Le stockage des armes (article de l'UFA)

Stockage des armes et munitions

Ce que prévoit réellement la réglementation

samedi 5 septembre 2026, par Jean-Jacques BUIGNE fondateur de l’UFA (publié initialement le 12 août 2019)

 

Être autorisé à détenir une arme est une chose ; la conserver dans des conditions empêchant son utilisation par un tiers en est une autre. Mais les obligations ne sont pas identiques selon que l’arme relève des catégories A, B, C ou D. Coffre-fort, armoire forte, râtelier, démontage : faisons le point sur ce que le Code de la sécurité intérieure impose réellement

Consulter notre rubrique sur le stockage et la conservation des armes en sécurité.

Depuis la publication initiale de cet article en 2019, certaines formulations méritaient d’être précisées. La réglementation distingue en effet nettement la conservation des armes des catégories A et B de celle des armes de catégorie C. Quant aux armes de catégorie D, elles ne doivent pas être artificiellement soumises aux modalités particulières prévues pour la catégorie C.

Un principe valable pour toutes les armes à feu

Avant même d’examiner les différentes catégories, l’article R. 314-2 du Code de la sécurité intérieure pose une règle générale :
 « Les personnes physiques ou morales détentrices d’armes à feu sont tenues de prendre toute disposition de nature à éviter l’usage de ces armes par un tiers. »
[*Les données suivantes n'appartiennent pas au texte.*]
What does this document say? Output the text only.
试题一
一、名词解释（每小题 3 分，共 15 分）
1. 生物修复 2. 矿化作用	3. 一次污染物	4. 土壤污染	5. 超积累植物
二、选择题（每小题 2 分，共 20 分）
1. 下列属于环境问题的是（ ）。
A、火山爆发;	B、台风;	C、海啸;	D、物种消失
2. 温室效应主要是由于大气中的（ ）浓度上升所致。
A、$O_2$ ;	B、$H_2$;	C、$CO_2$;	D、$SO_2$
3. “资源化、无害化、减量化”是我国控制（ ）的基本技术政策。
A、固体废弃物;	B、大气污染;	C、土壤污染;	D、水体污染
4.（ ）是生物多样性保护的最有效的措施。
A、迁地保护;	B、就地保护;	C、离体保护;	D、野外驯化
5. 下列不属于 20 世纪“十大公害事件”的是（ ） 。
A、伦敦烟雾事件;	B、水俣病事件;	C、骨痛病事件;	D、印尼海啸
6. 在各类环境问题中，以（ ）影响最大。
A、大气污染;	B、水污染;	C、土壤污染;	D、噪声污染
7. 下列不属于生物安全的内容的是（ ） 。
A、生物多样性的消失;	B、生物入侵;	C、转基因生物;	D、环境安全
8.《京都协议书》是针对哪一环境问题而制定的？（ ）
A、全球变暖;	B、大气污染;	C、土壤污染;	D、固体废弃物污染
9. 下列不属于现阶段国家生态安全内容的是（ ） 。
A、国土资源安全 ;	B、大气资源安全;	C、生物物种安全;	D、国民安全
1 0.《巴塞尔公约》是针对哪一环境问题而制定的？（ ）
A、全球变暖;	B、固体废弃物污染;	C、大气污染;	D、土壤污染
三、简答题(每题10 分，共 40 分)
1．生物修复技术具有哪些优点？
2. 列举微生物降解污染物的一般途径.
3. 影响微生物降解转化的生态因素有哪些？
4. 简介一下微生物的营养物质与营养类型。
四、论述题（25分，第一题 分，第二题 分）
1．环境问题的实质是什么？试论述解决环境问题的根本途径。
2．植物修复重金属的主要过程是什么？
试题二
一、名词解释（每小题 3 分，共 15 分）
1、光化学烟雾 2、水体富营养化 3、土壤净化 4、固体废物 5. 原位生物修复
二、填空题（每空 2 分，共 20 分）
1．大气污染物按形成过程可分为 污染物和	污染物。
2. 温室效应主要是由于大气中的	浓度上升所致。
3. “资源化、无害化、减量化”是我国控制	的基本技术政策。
Cette obligation est importante car elle ne vise pas seulement les catégories A, B ou C : elle concerne toutes les armes à feu.
Le détenteur doit donc organiser leur conservation de façon à éviter qu’un tiers — enfant, proche, visiteur ou intrus — puisse s’en servir.
Le CSI précise ensuite les modalités de conservation pour certaines catégories.

Catégories A et B : coffre, armoire forte ou pièce forte

Pour les particuliers détenant légalement des armes des catégories A ou B, l’article R. 314-3 du CSI ne laisse que deux possibilités.
Les armes à feu, leurs éléments et leurs munitions doivent être conservés :
 soit dans un coffre-fort ou une armoire forte adaptés au type et au nombre de matériels détenus ;
 soit dans une pièce forte comportant une porte blindée et dont les ouvrants sont protégés par des barreaux.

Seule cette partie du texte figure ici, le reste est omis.